Protecting Wetland Jewels in the Carson and Santa Fe National Forests
Check out our new Wetland Jewels Story Maps!
Wetland Jewels can be comprised of either a single wetland or a complex of several wetlands occurring in a discrete geographic area of national forest lands. These wetlands provide several important ecological functions to the terrestrial and aquatic landscape.
Story Maps of the Carson Wetland Jewels and the Santa Fe Wetland Jewels are now available. Click on the links and explore the 10 Carson National Forest Jewels and the 12 Santa Fe National Forest Jewels!
Due to their critically important ecological and community role, we have identified Wetland Jewels in the Carson National and Santa Fe National Forests to not only bring attention to their importance, but to secure their long-term protection and restoration.
Ultimately, Wetland Jewels can be used as a tool to build ecological and community resilience in the face of climate change.
By protecting Wetland Jewels across north-central New Mexico's national forests, we do some of the following:
- create habitat for wildlife provide clean water for downstream communities
- mitigate the risk of flooding
- maintain stream flow essential for irrigation as well as for wildlife and livestock
In the process, we reduce climate impacts such as drought, decreased snow-pack, earlier runoff, and wildfire.
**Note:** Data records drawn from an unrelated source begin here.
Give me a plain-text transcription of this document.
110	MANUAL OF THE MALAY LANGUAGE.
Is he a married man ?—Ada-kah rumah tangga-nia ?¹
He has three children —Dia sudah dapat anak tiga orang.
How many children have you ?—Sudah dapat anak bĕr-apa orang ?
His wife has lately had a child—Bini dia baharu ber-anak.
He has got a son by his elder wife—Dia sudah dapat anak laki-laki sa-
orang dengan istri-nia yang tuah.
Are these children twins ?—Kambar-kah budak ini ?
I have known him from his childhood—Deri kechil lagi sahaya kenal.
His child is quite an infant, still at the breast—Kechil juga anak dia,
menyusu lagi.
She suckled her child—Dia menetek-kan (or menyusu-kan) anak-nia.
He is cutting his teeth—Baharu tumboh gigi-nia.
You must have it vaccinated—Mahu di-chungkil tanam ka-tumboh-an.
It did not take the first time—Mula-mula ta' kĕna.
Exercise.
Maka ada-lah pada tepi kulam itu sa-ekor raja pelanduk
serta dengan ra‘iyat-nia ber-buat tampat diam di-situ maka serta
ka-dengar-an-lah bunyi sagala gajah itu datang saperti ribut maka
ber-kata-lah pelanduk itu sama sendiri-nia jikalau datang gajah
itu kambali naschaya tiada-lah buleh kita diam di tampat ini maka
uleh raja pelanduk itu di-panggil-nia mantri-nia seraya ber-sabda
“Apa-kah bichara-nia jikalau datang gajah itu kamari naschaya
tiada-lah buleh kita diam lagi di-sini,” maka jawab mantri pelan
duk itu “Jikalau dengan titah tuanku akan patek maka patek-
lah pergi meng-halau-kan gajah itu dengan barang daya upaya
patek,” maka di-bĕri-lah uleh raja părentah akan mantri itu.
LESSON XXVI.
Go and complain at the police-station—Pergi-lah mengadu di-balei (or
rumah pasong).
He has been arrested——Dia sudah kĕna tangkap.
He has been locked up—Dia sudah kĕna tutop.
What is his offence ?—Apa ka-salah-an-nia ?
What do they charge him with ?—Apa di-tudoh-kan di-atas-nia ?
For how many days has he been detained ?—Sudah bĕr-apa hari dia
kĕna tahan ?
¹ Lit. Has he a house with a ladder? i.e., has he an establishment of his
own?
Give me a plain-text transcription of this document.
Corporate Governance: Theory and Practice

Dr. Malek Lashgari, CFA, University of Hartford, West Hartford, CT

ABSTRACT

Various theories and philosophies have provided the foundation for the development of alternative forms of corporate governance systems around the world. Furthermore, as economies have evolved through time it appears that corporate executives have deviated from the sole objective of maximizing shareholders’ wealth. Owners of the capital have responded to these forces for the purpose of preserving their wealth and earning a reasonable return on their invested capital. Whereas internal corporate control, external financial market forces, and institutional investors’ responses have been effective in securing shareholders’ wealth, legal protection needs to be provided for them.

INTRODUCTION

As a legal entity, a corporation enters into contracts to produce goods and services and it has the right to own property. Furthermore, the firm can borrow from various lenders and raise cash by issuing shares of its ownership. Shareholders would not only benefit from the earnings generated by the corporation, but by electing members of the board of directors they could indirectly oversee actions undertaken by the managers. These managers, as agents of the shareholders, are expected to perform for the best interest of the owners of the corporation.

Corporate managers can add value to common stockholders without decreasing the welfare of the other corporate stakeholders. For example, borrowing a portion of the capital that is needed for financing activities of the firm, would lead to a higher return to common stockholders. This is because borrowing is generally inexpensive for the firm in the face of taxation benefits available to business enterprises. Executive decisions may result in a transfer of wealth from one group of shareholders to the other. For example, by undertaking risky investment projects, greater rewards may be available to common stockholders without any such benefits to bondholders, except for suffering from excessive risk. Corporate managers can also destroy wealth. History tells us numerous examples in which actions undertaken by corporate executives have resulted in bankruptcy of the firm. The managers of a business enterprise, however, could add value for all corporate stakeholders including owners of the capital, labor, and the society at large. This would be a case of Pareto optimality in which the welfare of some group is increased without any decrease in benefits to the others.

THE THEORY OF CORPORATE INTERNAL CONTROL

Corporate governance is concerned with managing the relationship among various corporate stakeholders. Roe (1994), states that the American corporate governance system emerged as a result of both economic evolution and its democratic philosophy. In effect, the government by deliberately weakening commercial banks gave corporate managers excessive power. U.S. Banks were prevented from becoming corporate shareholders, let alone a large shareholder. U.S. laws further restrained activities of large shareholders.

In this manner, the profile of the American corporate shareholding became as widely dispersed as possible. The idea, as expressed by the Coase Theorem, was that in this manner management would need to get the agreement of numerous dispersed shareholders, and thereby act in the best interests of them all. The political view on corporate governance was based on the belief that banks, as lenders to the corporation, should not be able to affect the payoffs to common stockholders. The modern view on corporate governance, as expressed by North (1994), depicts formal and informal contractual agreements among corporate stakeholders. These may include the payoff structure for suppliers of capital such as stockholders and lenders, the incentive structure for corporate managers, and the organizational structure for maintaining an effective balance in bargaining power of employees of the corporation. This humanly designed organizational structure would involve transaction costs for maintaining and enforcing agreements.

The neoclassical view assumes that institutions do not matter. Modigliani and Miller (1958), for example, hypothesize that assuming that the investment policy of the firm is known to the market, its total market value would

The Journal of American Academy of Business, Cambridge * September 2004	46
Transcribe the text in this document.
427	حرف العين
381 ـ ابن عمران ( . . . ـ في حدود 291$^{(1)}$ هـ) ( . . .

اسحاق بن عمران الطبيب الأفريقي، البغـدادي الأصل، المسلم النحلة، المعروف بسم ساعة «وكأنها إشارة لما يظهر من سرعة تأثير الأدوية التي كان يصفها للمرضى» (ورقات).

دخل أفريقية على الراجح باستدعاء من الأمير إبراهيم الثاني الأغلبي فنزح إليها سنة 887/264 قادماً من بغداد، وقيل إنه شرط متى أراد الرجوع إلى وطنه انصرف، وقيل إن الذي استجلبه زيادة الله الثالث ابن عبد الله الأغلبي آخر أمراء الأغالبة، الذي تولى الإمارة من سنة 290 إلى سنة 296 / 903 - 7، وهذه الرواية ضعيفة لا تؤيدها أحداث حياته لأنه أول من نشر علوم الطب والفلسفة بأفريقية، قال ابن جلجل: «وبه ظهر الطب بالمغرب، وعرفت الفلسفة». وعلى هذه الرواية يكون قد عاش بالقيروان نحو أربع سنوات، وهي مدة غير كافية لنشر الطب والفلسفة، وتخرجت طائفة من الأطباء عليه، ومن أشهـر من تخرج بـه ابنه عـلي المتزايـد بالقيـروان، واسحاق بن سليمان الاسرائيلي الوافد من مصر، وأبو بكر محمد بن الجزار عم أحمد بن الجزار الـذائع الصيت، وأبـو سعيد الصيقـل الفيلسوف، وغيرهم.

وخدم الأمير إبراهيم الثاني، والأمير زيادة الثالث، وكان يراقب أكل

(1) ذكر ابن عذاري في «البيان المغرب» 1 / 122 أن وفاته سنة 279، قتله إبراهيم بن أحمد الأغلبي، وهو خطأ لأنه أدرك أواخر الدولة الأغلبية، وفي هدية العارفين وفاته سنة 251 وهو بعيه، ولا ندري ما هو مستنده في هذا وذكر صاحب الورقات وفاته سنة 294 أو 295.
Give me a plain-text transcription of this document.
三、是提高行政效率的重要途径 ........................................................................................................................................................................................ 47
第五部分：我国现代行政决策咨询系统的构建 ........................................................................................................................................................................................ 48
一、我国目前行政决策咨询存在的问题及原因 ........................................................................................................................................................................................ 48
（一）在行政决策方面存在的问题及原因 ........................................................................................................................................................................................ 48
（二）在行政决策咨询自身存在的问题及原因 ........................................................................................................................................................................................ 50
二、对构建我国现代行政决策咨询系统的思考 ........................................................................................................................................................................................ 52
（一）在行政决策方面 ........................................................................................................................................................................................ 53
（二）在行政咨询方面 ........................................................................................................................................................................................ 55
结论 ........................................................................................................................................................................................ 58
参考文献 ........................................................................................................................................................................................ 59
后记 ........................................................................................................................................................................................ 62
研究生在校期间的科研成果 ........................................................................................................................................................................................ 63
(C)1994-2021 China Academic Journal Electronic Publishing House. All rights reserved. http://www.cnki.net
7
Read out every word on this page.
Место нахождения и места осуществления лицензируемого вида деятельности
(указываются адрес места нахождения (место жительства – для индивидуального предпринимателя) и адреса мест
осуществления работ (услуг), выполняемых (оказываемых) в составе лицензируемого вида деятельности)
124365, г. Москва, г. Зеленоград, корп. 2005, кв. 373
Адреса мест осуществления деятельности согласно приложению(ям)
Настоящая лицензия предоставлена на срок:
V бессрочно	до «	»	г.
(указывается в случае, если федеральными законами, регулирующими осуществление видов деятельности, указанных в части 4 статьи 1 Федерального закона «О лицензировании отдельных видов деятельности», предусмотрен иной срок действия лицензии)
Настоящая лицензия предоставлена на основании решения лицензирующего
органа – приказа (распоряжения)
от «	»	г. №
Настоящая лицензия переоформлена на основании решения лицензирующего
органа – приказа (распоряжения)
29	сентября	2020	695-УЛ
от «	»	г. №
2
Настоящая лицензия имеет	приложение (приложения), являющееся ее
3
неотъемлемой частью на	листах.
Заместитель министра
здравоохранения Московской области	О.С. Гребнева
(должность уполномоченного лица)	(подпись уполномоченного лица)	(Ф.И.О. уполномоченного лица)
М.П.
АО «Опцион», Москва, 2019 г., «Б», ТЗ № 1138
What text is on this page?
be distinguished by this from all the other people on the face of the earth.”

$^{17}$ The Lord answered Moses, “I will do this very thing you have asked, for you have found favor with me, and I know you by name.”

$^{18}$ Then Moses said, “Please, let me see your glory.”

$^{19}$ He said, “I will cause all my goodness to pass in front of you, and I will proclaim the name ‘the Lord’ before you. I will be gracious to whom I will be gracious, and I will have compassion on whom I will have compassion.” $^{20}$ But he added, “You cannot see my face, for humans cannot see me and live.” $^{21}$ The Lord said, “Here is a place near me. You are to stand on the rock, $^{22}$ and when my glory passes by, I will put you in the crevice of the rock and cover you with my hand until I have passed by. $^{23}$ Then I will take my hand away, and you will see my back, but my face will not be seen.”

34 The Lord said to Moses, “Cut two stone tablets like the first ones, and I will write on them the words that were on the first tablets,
Wetland Jewels are a keystone element of action to foster resilient, interconnected, landscape-scale ecological and community systems in New Mexico.
The time is now to protect these Wetland Jewels!
The U.S. Forest Service (USFS) is in the midst of a once-in-a-generation public planning process that is explicitly designed to promote social, ecological, and economic sustainability while protecting water resources. It's our hope that the USFS takes advantage of its planning process to protect and, where appropriate, restore Wetland Jewels.